I sometimes forget what people tell me to do or not do because my mouth, salivating and unruly, thinks for me. So I did what I was not supposed to do. I ate the last bit of food. And when I finished the little morsels left on my hands and mouth burned into my skin to render me shamed forever.

As the cinnamon fell on my eyelids I felt a burden shift onto my shoulders. I could not open my eyes but could tell my knees were sunk halfway into the weak soil. I heard the old woman exhaust her laughter into my ears, filling them with tones of mockery and deceit.

As I fought blindly as callow youths do, a white bird flew by my side and attached a feather to my bleeding wounds. They began to heal instantaneously.

Father began to tell my story (with added embellishments and nuances) of rescue and courage to the others.

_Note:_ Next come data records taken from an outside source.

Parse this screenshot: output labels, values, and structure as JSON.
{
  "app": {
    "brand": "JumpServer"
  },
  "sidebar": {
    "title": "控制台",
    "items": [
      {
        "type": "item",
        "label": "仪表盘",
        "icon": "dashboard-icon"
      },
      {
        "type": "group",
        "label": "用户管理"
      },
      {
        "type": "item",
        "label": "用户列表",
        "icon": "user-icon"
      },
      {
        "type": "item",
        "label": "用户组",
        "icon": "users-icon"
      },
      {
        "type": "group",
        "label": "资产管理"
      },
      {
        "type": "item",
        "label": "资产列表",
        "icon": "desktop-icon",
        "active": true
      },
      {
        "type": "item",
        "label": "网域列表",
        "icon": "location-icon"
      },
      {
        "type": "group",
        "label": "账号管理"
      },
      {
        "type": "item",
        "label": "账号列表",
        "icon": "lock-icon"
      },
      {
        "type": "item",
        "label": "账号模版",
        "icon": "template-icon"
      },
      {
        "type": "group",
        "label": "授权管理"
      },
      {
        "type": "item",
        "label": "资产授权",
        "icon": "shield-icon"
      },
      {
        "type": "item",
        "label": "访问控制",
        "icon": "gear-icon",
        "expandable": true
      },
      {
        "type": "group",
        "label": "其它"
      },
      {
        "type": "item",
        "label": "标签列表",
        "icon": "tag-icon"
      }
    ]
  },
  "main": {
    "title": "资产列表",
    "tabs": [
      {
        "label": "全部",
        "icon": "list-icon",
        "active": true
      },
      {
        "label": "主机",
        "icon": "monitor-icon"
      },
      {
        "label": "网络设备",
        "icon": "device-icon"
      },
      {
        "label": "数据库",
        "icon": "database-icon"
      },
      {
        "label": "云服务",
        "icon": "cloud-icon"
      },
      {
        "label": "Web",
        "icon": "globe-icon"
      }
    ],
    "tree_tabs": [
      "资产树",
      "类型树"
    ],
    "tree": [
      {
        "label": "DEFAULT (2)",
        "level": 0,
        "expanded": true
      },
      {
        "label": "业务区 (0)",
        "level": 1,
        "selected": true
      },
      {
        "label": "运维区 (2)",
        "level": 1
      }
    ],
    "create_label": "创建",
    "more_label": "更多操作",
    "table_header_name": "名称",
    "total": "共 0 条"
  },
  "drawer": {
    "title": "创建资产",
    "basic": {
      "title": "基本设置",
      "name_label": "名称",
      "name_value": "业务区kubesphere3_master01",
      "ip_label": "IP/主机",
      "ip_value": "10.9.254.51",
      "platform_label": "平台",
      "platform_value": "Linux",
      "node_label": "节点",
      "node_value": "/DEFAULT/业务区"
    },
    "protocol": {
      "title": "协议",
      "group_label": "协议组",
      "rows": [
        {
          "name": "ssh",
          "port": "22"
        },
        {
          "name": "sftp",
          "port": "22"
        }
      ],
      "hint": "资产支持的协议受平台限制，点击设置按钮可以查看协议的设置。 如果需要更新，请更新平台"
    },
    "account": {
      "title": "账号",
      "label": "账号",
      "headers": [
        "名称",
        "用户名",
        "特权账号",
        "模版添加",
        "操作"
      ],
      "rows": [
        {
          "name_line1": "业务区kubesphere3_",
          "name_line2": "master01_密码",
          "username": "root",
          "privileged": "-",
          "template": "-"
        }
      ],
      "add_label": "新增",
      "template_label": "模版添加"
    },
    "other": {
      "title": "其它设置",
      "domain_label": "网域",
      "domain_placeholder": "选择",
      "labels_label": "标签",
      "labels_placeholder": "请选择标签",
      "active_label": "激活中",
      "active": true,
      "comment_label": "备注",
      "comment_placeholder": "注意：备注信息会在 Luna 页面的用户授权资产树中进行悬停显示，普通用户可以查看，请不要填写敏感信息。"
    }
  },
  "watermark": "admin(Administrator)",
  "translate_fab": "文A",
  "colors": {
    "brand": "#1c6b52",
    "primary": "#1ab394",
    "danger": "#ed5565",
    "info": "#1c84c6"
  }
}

Mother licked her fingers and placed them to my face, wiping the thick layer of dirt away. Then I truly began to look like my father's son, in form, face, and color.

My lying brothers cried when they were forced to walk on the ground without their leather bottomed shoes. I watched as they, like my father had once, were swallowed by the ground and mouths hungry for stinking flesh.

I was offered a place in the palace, but I could not accept. I wanted to be with the mountain; I felt it move under my skin as I knew part of me was in the mountain too.